Twenty minutes later, Colin Creevey pushes open the dungeon door. Snape has sent him down to tell Ron and Hermione that they may leave detention if they are finished. When he sees what they are doing, his mouth drops open and he thinks ruefully of the camera he left on his bedside table…or did he? He glances down and realizes that it's hanging around his neck. Something told him to take it with him. He raises the camera…
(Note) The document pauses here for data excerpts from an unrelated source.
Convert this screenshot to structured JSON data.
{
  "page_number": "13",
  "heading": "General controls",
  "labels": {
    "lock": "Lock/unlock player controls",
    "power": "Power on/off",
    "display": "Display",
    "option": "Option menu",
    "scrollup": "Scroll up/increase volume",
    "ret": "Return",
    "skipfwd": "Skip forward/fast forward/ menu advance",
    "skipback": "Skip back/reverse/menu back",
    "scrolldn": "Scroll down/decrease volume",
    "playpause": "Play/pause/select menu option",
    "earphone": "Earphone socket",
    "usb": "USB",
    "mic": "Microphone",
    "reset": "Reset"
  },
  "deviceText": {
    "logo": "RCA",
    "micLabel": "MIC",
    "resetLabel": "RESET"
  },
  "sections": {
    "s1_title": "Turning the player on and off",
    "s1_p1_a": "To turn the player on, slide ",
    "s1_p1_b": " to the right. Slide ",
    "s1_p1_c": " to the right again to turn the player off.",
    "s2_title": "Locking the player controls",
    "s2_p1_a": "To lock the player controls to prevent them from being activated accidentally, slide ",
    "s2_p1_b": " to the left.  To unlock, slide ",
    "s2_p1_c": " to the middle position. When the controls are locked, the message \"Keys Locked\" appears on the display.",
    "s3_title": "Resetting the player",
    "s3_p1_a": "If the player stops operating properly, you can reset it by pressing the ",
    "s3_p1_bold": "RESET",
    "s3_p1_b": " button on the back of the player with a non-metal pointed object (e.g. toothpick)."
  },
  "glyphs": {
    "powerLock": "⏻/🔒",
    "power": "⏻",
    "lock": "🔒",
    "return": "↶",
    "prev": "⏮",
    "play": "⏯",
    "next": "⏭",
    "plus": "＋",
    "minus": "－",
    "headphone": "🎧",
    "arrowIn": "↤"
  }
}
It is breakfast time again. But there is something different this morning. This morning, breakfast is full of unusual occurrences. It is Friday, which means it is the day that the first ever issue of The Phoenix Feather, the brand new, student-run, official school paper of Hogwarts, is being delivered to every student and teacher in the Great Hall. Colin Creevey is the main photographer. Harry picks up the paper from the floor, where it fell from the talons of the tawny post owl that delivered it. A big grin spreads across his face. He looks at Ginny. She is grinning as well. The entire Gryffindor table is grinning, actually. Ron's ears are red and Hermione is hiding her face in her hands. Students are running around, collecting bets. Then Ron grins and blurts,

"What the hell!" He stands up, grabs Hermione and kisses her deeply. Everyone cheers, and Harry can make out Professor Dumbledore, up at the head table, wolf whistling. He turns to Ginny.

"Looks like Colin got pretty lucky." Ginny just smiles.